The growth of the biotech industry has helped the field of genotyping technology development to bloom. Many companies with competing technologies are trying to meet the challenge of taking genotyping from a cost of $10.00 per genotype down to $.10 in a period of five years-with throughput increasing exponentially with the advent of high-throughput genotyping using SNPs.

The stage is now set to use all of these discoveries to improve the way we diagnose, treat, and even prevent disease. The changes in understanding disease will lead to new targets and better therapeutics, as well as changes in drug development. Although this chapter is designed to discuss the changes that the genetic and genomic revolution will make in drug discovery and development, the changes to the rest of the practice of medicine will be similarly astounding.

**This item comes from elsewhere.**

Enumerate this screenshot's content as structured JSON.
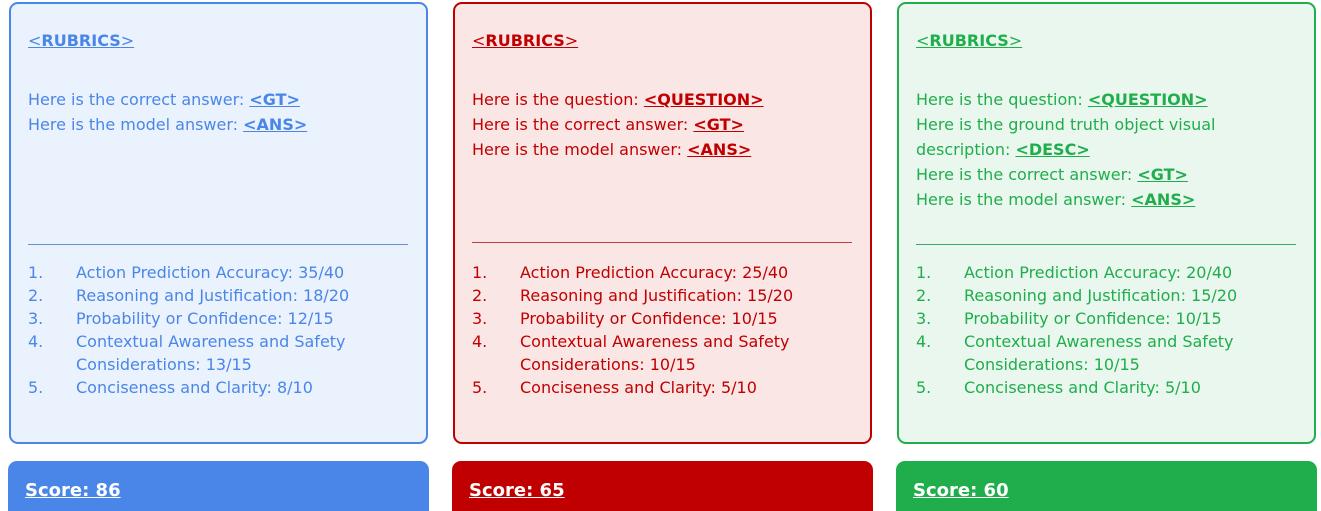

II. The Pharmaceutical Industry

The pharmaceutical industry faces many challenges today. Despite an increase in research and development (R&D) spending of more than $30 billion per year; there has actually been a decline in new drugs approved by the FDA on a yearly basis, with fewer than 30 new drugs approved in 2001. The attrition rate is still exceedingly high, and only one in 1000 compounds that are developed actually makes it to the market and only one in 10 of those compounds is a commercial success (as defined by sales of over $500 million per year). Each compound today costs approximately $800 million and over 10-15 years to develop and bring to the marketplace. When each compound fails, it is often not clear whether the failure can be attributed to the characteristics of the specific compound or the target. Most companies have taken the approach of bringing several compounds in different chemical classes forward for each biological target to try to minimize the risk that the toxicity of a single compound will derail the evaluation of a molecular target. Thus if the lead compound has unacceptable safety issues associated with early testing, a compound from another class of drugs is less likely to have the same safety concerns.

The costs of adverse events can be measured in many ways. Since 1997, 13 drugs were taken off the market because of unacceptable side effects (http://www.fda.gov/fdac/features/2002/chrtWithdrawals.html). The costs to the patients are significant, both to those who suffer the adverse events and to those who responded to the medicines and were unable to take them once they had been removed from the market. Lazarou et al. (1998) estimated that the deaths from adverse events from drugs was between the fourth and sixth leading cause of death in the United States. Johnson and Bootman (1995) estimated that in 1995, the cost of morbidity and mortality of drugs was approximately $76 billion. In 2001, Ernst and Grizzle (2001) updated the outputs from the Johnson and Bootman model and estimated the total annual cost of drug-related problems among ambulatory Americans at $177.4 billion. The FDA has made the issue of drug safety such a high priority that it has started a new Office of Postmarketing Surveillance (http://www.fda.gov/cder/present/dia-699/opdra2-dia/). Recent publications by the FDA have stressed that individualized therapy through pharmacogenetics and pharmacogenomics offers the hope of maximizing benefit and minimizing risk to patients (Lesko, 2002).

Not only is safety a key concern, better defining the responder population is also critical. Table 5.1 presents a review of the data from the Physicians Desk Reference (PDR) showing the variability in efficacy rates (as defined by the percent of responders) for every class of drugs. The percent of responders range from a low of 25% (oncology products) to a high of 80% (Cox2 inhibitors), with the majority of drugs having a responder rate of 50-60%. There are costs associated with lack of efficacy, including direct costs such as additional visits to the health care provider and loss of productivity for the patient as well as the indirect costs of continuing to suffer from the signs and symptoms of the illness while trying to find an efficacious drug.

Mark A. Rothstein. Pharmacogenomics: Social, Ethical, and Clinical Dimensions (2003).